In November 2003, Bet crosses paths with Liz McDonald (Beverley Callard) in Blackpool. Bet gets involved in Liz's problems as her husband Jim (Charles Lawson) has escaped from prison and is on the run. Bet is also due to marry former Brewery boss Cecil Newton (George Baker), but this does not happen, as he dies of a heart attack on the wedding day. Bet returns to Brighton with Liz, where she continues to run a bar.

==Reception==
In a 1990 poll ran by Woman magazine, readers voted Goodyear the most popular female soap star, receiving nearly half of the votes.
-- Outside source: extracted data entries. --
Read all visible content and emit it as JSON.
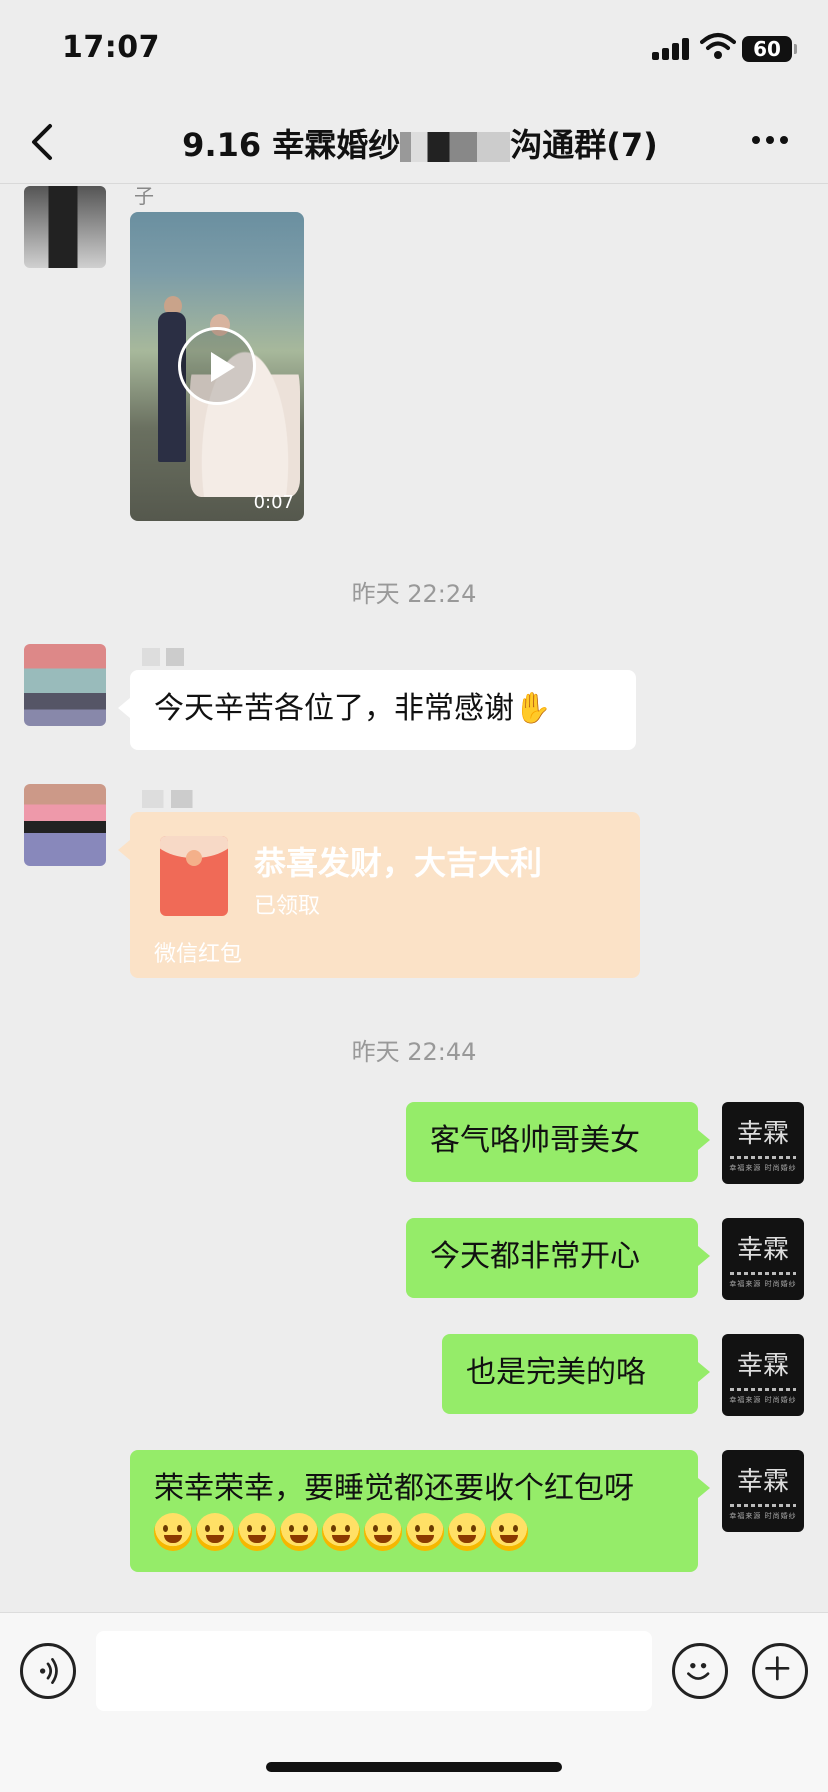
{
  "status_bar": {
    "time": "17:07",
    "battery": "60"
  },
  "nav": {
    "title_prefix": "9.16 幸霖婚纱",
    "title_suffix": "沟通群(7)",
    "back_icon": "chevron-left-icon",
    "more_icon": "more-dots-icon"
  },
  "messages": {
    "video": {
      "sender_name": "子",
      "duration": "0:07"
    },
    "timestamp_1": "昨天 22:24",
    "msg_thanks": "今天辛苦各位了，非常感谢",
    "redpacket": {
      "title": "恭喜发财，大吉大利",
      "status": "已领取",
      "footer": "微信红包"
    },
    "timestamp_2": "昨天 22:44",
    "my_avatar": {
      "text": "幸霖",
      "sub": "幸福来源 时尚婚纱"
    },
    "reply_1": "客气咯帅哥美女",
    "reply_2": "今天都非常开心",
    "reply_3": "也是完美的咯",
    "reply_4": "荣幸荣幸，要睡觉都还要收个红包呀"
  },
  "input_bar": {
    "voice_icon": "voice-icon",
    "emoji_icon": "emoji-icon",
    "plus_icon": "plus-icon"
  },
  "colors": {
    "background": "#ededed",
    "my_bubble": "#95ec69",
    "their_bubble": "#ffffff",
    "redpacket": "#fbe2c7"
  }
}
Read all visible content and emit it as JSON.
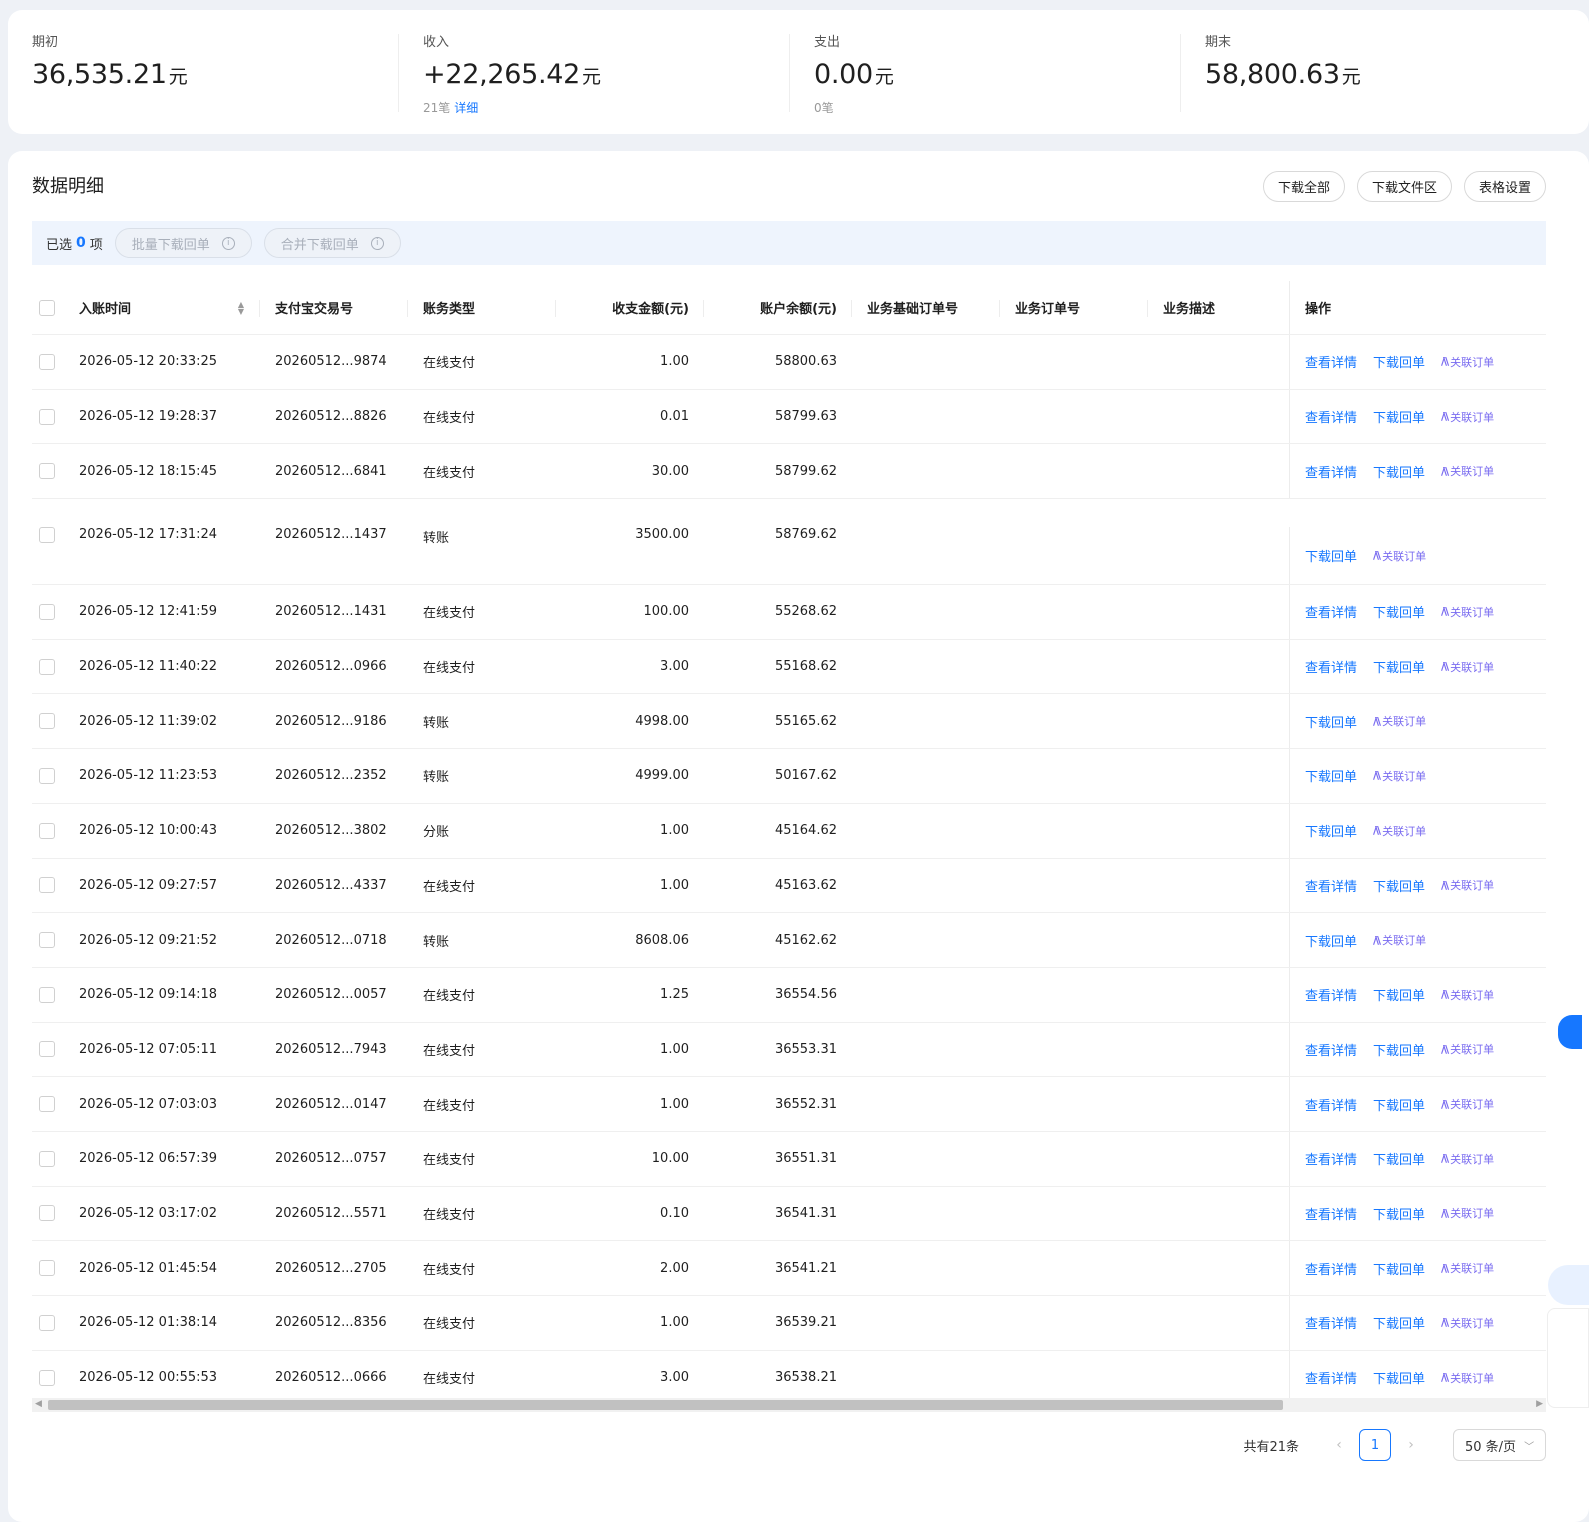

Inside Soap magazine readers voted Bet as "Greatest Ever Landlady". In Dorothy Catherine Anger's book "Other worlds: society seen through soap opera" she brands Bet a "tarty woman" who has the ability to "attract men like bees to honey". In 1998, writers from Inside Soap published an article about the top ten characters they wanted to return to soap. Bet was featured and they described her as "the undisputed Queen of The Rovers Return, a brassy blonde with a smile as broad as a crocodile's and a razor-sharp wit that hid a vulnerable woman who more than anything longed to be loved." In 2017, a writer from Inside Soap commented on how Bet's 2002 return was "much-hyped", adding, "It's always a gamble when you bring back a soap character. Will they still have their old magic?" In a 2021 Radio Times poll, Bet was voted as the third best "soap pub landlord", receiving 8% of the votes.